Too bad Isaac Newton is dust. Prolly the smartest human who ever lived. He'd solve your little riddle with mathematics and a pencil on the back of a Denny's placemat between the time the waitress brings the coffee and when his western omelette arrived.;)

47straight
6/29/2008, 04:13 PM
we know a little more than that (like what protons and neutrons are made of, and what holds them together.). But yeah, our knowledge is certainly incomplete. We've got this great model going on called the "Standard Model", which try as we might, we just can't seem to break yet. But it has this pesky issue. There's a particle it says must exist in order for there to be a reason for anything to have mass. So far, we don't see it.

Also, we have no idea how to incorporate gravity at the quantum level.

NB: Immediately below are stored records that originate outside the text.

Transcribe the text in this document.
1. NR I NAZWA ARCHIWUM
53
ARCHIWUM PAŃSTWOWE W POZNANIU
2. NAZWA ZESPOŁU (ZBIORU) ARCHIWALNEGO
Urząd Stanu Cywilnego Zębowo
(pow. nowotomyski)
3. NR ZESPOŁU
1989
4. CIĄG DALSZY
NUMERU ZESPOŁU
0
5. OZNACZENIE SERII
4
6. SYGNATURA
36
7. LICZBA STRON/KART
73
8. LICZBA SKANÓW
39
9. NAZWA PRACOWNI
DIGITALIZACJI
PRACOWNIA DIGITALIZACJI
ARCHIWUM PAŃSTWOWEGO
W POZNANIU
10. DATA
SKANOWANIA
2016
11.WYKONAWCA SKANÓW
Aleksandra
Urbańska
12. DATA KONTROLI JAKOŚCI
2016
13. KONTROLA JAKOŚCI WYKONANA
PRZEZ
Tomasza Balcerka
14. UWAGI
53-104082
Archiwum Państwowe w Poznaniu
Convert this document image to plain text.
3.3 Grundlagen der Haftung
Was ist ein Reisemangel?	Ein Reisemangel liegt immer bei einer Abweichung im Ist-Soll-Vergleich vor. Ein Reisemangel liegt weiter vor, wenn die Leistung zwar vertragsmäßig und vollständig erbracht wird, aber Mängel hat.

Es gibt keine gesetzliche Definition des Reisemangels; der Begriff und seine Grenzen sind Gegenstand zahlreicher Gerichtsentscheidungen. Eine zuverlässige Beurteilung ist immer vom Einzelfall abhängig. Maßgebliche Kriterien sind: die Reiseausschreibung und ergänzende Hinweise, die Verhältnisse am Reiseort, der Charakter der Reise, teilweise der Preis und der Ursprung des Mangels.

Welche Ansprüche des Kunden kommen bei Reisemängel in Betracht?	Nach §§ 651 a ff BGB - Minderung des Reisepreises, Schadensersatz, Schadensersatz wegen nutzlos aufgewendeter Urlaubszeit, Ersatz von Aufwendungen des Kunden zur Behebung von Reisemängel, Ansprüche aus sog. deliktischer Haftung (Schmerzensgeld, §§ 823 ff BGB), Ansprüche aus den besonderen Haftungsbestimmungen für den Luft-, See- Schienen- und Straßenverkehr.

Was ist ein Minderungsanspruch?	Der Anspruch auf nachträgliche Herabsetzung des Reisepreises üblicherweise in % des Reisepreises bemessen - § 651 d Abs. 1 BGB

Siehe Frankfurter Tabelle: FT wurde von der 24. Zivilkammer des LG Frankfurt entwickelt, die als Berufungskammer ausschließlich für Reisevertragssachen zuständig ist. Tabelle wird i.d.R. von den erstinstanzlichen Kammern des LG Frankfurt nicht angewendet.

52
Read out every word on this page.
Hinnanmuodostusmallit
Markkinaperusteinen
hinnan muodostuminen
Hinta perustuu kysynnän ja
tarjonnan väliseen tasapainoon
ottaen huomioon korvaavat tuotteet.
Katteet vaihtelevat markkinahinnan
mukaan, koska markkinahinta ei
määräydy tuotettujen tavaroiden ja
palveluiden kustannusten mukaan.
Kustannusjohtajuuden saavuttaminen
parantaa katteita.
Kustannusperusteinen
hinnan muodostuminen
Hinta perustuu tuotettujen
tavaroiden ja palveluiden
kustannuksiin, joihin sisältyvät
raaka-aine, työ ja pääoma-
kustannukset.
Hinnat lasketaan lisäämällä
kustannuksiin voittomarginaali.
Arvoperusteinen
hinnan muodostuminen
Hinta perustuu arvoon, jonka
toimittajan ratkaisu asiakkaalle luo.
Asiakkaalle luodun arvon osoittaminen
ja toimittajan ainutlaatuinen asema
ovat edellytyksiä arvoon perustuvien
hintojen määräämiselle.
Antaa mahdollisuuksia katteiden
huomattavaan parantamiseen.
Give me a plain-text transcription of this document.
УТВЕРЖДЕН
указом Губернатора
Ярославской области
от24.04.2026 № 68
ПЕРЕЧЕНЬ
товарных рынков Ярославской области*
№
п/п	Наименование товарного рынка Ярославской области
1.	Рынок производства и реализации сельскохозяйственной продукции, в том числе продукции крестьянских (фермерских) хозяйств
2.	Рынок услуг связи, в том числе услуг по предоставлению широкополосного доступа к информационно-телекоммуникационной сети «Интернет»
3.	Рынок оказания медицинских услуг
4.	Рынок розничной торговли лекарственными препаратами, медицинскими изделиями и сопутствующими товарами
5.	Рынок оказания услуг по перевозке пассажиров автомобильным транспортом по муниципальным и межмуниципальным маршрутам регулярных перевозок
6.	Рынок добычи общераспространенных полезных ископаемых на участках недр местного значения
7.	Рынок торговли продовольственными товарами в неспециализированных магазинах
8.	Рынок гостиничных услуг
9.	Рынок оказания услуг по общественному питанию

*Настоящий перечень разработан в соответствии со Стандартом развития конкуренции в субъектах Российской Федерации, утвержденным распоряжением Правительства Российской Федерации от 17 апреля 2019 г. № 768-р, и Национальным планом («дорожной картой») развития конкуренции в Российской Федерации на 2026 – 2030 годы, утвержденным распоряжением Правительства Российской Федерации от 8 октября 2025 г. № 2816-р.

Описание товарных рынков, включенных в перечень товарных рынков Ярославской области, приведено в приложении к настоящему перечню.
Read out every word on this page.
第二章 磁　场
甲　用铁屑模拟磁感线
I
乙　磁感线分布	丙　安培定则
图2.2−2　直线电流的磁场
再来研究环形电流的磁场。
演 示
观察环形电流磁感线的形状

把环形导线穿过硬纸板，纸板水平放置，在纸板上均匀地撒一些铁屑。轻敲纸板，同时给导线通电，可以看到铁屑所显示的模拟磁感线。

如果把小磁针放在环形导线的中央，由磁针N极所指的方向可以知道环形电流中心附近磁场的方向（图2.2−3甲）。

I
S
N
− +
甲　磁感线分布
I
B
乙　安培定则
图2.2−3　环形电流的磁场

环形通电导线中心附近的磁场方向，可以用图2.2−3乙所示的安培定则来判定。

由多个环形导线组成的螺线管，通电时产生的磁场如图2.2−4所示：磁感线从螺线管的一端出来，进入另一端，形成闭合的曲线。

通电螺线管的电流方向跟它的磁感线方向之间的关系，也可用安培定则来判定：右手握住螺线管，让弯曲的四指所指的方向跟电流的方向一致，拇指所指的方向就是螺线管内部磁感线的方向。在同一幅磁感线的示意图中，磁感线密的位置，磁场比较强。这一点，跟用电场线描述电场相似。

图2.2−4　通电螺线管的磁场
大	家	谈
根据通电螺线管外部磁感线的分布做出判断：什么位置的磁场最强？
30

It's been a decade since I took modern physics, sue me. :P

StoopTroup
6/29/2008, 04:16 PM
Once Y2K hits it won't matter anyway.

JohnnyMack
6/30/2008, 01:01 PM
http://www.cnn.com/2008/TECH/06/30/doomsdaycollider.ap/index.html

So if it does turn into a black hole that swallows the planet, will it hurt?

Bone
6/30/2008, 01:10 PM
http://www.cnn.com/2008/TECH/06/30/doomsdaycollider.ap/index.html

So if it does turn into a black hole that swallows the planet, will it hurt?

We'll just shoot out the other side to a parallel universe.

OUDoc
6/30/2008, 01:13 PM
It'll probably cause the North Pole to melt.

OUstudent4life
6/30/2008, 01:15 PM
We'll just shoot out the other side to a parallel universe.

...or did that already happen?

yermom
6/30/2008, 01:21 PM
Too bad Isaac Newton is dust. Prolly the smartest human who ever lived. He'd solve your little riddle with mathematics and a pencil on the back of a Denny's placemat between the time the waitress brings the coffee and when his western omelette arrived.;)

he couldn't even get mechanics right ;)

Okla-homey
6/30/2008, 03:03 PM
he couldn't even get mechanics right ;)

He quit at age 26 to be a politician. Maybe if he'd have stuck with it?